Le 28/07/2023 à 09:58, Thomas Gleixner a écrit : > Laurent, Michael! > > On Wed, Jul 05 2023 at 16:51, Laurent Dufour wrote: >> I'm taking over the series Michael sent previously [1] which is smartly >> reviewing the initial series I sent [2]. This series is addressing the >> comments sent by Thomas and me on the Michael's one. > > Thanks for getting this into shape. > > I've merged it into: > > git://git.kernel.org/pub/scm/linux/kernel/git/tip/tip.git smp/core > > and tagged it at patch 7 for consumption into the powerpc tree, so the > powerpc specific changes can be applied there on top: > > git://git.kernel.org/pub/scm/linux/kernel/git/tip/tip.git smp-core-for-ppc-23-07-28 Thanks Thomas!
Thomas Gleixner <tglx@linutronix.de> writes: > Laurent, Michael! > > On Wed, Jul 05 2023 at 16:51, Laurent Dufour wrote: >> I'm taking over the series Michael sent previously [1] which is smartly >> reviewing the initial series I sent [2]. This series is addressing the >> comments sent by Thomas and me on the Michael's one. > > Thanks for getting this into shape. > > I've merged it into: > > git://git.kernel.org/pub/scm/linux/kernel/git/tip/tip.git smp/core > > and tagged it at patch 7 for consumption into the powerpc tree, so the > powerpc specific changes can be applied there on top: > > git://git.kernel.org/pub/scm/linux/kernel/git/tip/tip.git smp-core-for-ppc-23-07-28 Thanks.
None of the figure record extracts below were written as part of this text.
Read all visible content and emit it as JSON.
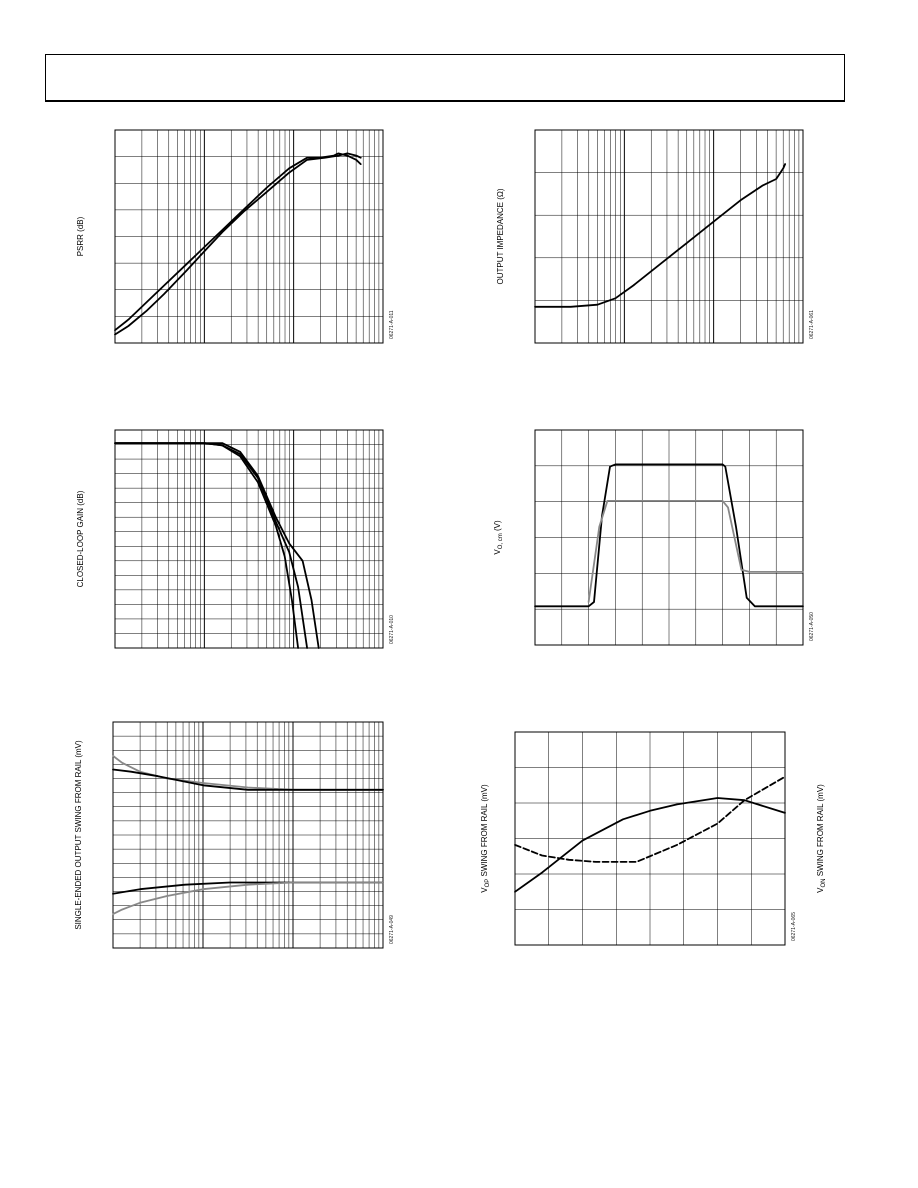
{
  "header": {
    "title": ""
  },
  "chart_data": [
    {
      "id": "psrr",
      "type": "line",
      "ylabel": "PSRR (dB)",
      "figure_id": "06271-A-011",
      "x_scale": "log",
      "x_decades": 3,
      "grid_rows": 8,
      "series": [
        {
          "color": "#000000",
          "points": [
            [
              0,
              0.06
            ],
            [
              0.15,
              0.11
            ],
            [
              0.35,
              0.19
            ],
            [
              0.55,
              0.27
            ],
            [
              0.8,
              0.37
            ],
            [
              1.0,
              0.45
            ],
            [
              1.2,
              0.53
            ],
            [
              1.45,
              0.63
            ],
            [
              1.7,
              0.73
            ],
            [
              1.95,
              0.82
            ],
            [
              2.15,
              0.87
            ],
            [
              2.3,
              0.87
            ],
            [
              2.45,
              0.88
            ],
            [
              2.5,
              0.89
            ],
            [
              2.6,
              0.88
            ],
            [
              2.7,
              0.86
            ],
            [
              2.75,
              0.84
            ]
          ]
        },
        {
          "color": "#000000",
          "points": [
            [
              0,
              0.04
            ],
            [
              0.15,
              0.08
            ],
            [
              0.35,
              0.15
            ],
            [
              0.55,
              0.23
            ],
            [
              0.8,
              0.34
            ],
            [
              1.0,
              0.43
            ],
            [
              1.2,
              0.52
            ],
            [
              1.45,
              0.62
            ],
            [
              1.7,
              0.71
            ],
            [
              1.95,
              0.8
            ],
            [
              2.15,
              0.86
            ],
            [
              2.35,
              0.87
            ],
            [
              2.5,
              0.88
            ],
            [
              2.6,
              0.89
            ],
            [
              2.7,
              0.88
            ],
            [
              2.75,
              0.87
            ]
          ]
        }
      ]
    },
    {
      "id": "output-impedance",
      "type": "line",
      "ylabel": "OUTPUT IMPEDANCE (Ω)",
      "figure_id": "06271-A-061",
      "x_scale": "log",
      "x_decades": 3,
      "grid_rows": 5,
      "series": [
        {
          "color": "#000000",
          "points": [
            [
              0,
              0.17
            ],
            [
              0.4,
              0.17
            ],
            [
              0.7,
              0.18
            ],
            [
              0.9,
              0.21
            ],
            [
              1.1,
              0.27
            ],
            [
              1.4,
              0.37
            ],
            [
              1.7,
              0.47
            ],
            [
              2.0,
              0.57
            ],
            [
              2.3,
              0.67
            ],
            [
              2.55,
              0.74
            ],
            [
              2.7,
              0.77
            ],
            [
              2.78,
              0.82
            ],
            [
              2.8,
              0.84
            ]
          ]
        }
      ]
    },
    {
      "id": "closed-loop-gain",
      "type": "line",
      "ylabel": "CLOSED-LOOP GAIN (dB)",
      "figure_id": "06271-A-010",
      "x_scale": "log",
      "x_decades": 3,
      "grid_rows": 15,
      "series": [
        {
          "color": "#000000",
          "points": [
            [
              0,
              0.94
            ],
            [
              1.0,
              0.94
            ],
            [
              1.2,
              0.93
            ],
            [
              1.4,
              0.88
            ],
            [
              1.6,
              0.76
            ],
            [
              1.8,
              0.56
            ],
            [
              1.9,
              0.42
            ],
            [
              1.98,
              0.22
            ],
            [
              2.05,
              0.0
            ]
          ]
        },
        {
          "color": "#000000",
          "points": [
            [
              0,
              0.94
            ],
            [
              1.0,
              0.94
            ],
            [
              1.2,
              0.93
            ],
            [
              1.4,
              0.89
            ],
            [
              1.6,
              0.78
            ],
            [
              1.8,
              0.58
            ],
            [
              1.95,
              0.44
            ],
            [
              2.05,
              0.28
            ],
            [
              2.15,
              0.0
            ]
          ]
        },
        {
          "color": "#000000",
          "points": [
            [
              0,
              0.94
            ],
            [
              1.0,
              0.94
            ],
            [
              1.2,
              0.94
            ],
            [
              1.4,
              0.9
            ],
            [
              1.6,
              0.79
            ],
            [
              1.8,
              0.6
            ],
            [
              1.95,
              0.48
            ],
            [
              2.1,
              0.4
            ],
            [
              2.2,
              0.22
            ],
            [
              2.28,
              0.0
            ]
          ]
        }
      ]
    },
    {
      "id": "vocm-step",
      "type": "line",
      "ylabel": "V",
      "ylabel_sub": "O, cm",
      "ylabel_suffix": " (V)",
      "figure_id": "06271-A-050",
      "x_scale": "linear",
      "grid_cols": 10,
      "grid_rows": 6,
      "series": [
        {
          "color": "#000000",
          "points": [
            [
              0,
              0.18
            ],
            [
              0.2,
              0.18
            ],
            [
              0.22,
              0.2
            ],
            [
              0.25,
              0.6
            ],
            [
              0.28,
              0.83
            ],
            [
              0.3,
              0.84
            ],
            [
              0.7,
              0.84
            ],
            [
              0.71,
              0.83
            ],
            [
              0.75,
              0.55
            ],
            [
              0.79,
              0.22
            ],
            [
              0.82,
              0.18
            ],
            [
              1.0,
              0.18
            ]
          ]
        },
        {
          "color": "#888888",
          "points": [
            [
              0.2,
              0.2
            ],
            [
              0.24,
              0.55
            ],
            [
              0.27,
              0.67
            ],
            [
              0.3,
              0.67
            ],
            [
              0.7,
              0.67
            ],
            [
              0.72,
              0.64
            ],
            [
              0.77,
              0.35
            ],
            [
              0.8,
              0.34
            ],
            [
              1.0,
              0.34
            ]
          ]
        }
      ]
    },
    {
      "id": "output-swing-from-rail",
      "type": "line",
      "ylabel": "SINGLE-ENDED OUTPUT SWING FROM RAIL (mV)",
      "figure_id": "06271-A-049",
      "x_scale": "log",
      "x_decades": 3,
      "grid_rows": 16,
      "series": [
        {
          "color": "#888888",
          "points": [
            [
              0,
              0.85
            ],
            [
              0.1,
              0.82
            ],
            [
              0.3,
              0.78
            ],
            [
              0.6,
              0.75
            ],
            [
              1.0,
              0.73
            ],
            [
              1.5,
              0.71
            ],
            [
              2.0,
              0.7
            ],
            [
              3.0,
              0.7
            ]
          ]
        },
        {
          "color": "#000000",
          "points": [
            [
              0,
              0.79
            ],
            [
              0.2,
              0.78
            ],
            [
              0.5,
              0.76
            ],
            [
              1.0,
              0.72
            ],
            [
              1.5,
              0.7
            ],
            [
              2.0,
              0.7
            ],
            [
              3.0,
              0.7
            ]
          ]
        },
        {
          "color": "#000000",
          "points": [
            [
              0,
              0.24
            ],
            [
              0.3,
              0.26
            ],
            [
              0.8,
              0.28
            ],
            [
              1.3,
              0.29
            ],
            [
              2.0,
              0.29
            ],
            [
              3.0,
              0.29
            ]
          ]
        },
        {
          "color": "#888888",
          "points": [
            [
              0,
              0.15
            ],
            [
              0.1,
              0.17
            ],
            [
              0.3,
              0.2
            ],
            [
              0.6,
              0.23
            ],
            [
              1.0,
              0.26
            ],
            [
              1.5,
              0.28
            ],
            [
              2.0,
              0.29
            ],
            [
              3.0,
              0.29
            ]
          ]
        }
      ]
    },
    {
      "id": "swing-vs-temp",
      "type": "line",
      "ylabel_left": "V",
      "ylabel_left_sub": "OP",
      "ylabel_left_suffix": " SWING FROM RAIL (mV)",
      "ylabel_right": "V",
      "ylabel_right_sub": "ON",
      "ylabel_right_suffix": " SWING FROM RAIL (mV)",
      "figure_id": "06271-A-065",
      "x_scale": "linear",
      "grid_cols": 8,
      "grid_rows": 6,
      "series": [
        {
          "color": "#000000",
          "dash": "",
          "points": [
            [
              0,
              0.25
            ],
            [
              0.1,
              0.34
            ],
            [
              0.25,
              0.49
            ],
            [
              0.4,
              0.59
            ],
            [
              0.5,
              0.63
            ],
            [
              0.6,
              0.66
            ],
            [
              0.75,
              0.69
            ],
            [
              0.85,
              0.68
            ],
            [
              1.0,
              0.62
            ]
          ]
        },
        {
          "color": "#000000",
          "dash": "6,3",
          "points": [
            [
              0,
              0.47
            ],
            [
              0.1,
              0.42
            ],
            [
              0.2,
              0.4
            ],
            [
              0.3,
              0.39
            ],
            [
              0.45,
              0.39
            ],
            [
              0.6,
              0.47
            ],
            [
              0.75,
              0.57
            ],
            [
              0.85,
              0.68
            ],
            [
              1.0,
              0.79
            ]
          ]
        }
      ]
    }
  ]
}
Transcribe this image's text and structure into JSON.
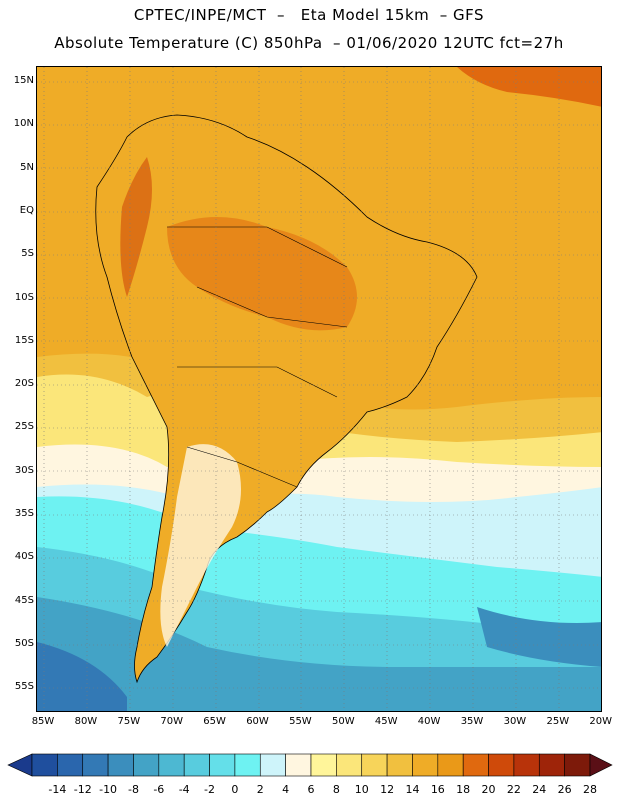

I've merged this and applied the powerpc patches on top. I've left it sitting in my topic/cpu-smt branch for the build bots to chew on: https://git.kernel.org/pub/scm/linux/kernel/git/powerpc/linux.git/log/?h=topic/cpu-smt I'll plan to merge it into my next in the next day or two. cheers
Le 10/08/2023 à 08:23, Michael Ellerman a écrit : > Thomas Gleixner <tglx@linutronix.de> writes: >> Laurent, Michael! >> >> On Wed, Jul 05 2023 at 16:51, Laurent Dufour wrote: >>> I'm taking over the series Michael sent previously [1] which is smartly >>> reviewing the initial series I sent [2]. This series is addressing the >>> comments sent by Thomas and me on the Michael's one. >> >> Thanks for getting this into shape. >> >> I've merged it into: >> >> git://git.kernel.org/pub/scm/linux/kernel/git/tip/tip.git smp/core >> >> and tagged it at patch 7 for consumption into the powerpc tree, so the >> powerpc specific changes can be applied there on top: >> >> git://git.kernel.org/pub/scm/linux/kernel/git/tip/tip.git smp-core-for-ppc-23-07-28 > > Thanks. I've merged this and applied the powerpc patches on top. > > I've left it sitting in my topic/cpu-smt branch for the build bots to > chew on: > > https://git.kernel.org/pub/scm/linux/kernel/git/powerpc/linux.git/log/?h=topic/cpu-smt > > I'll plan to merge it into my next in the next day or two. Thanks Michael!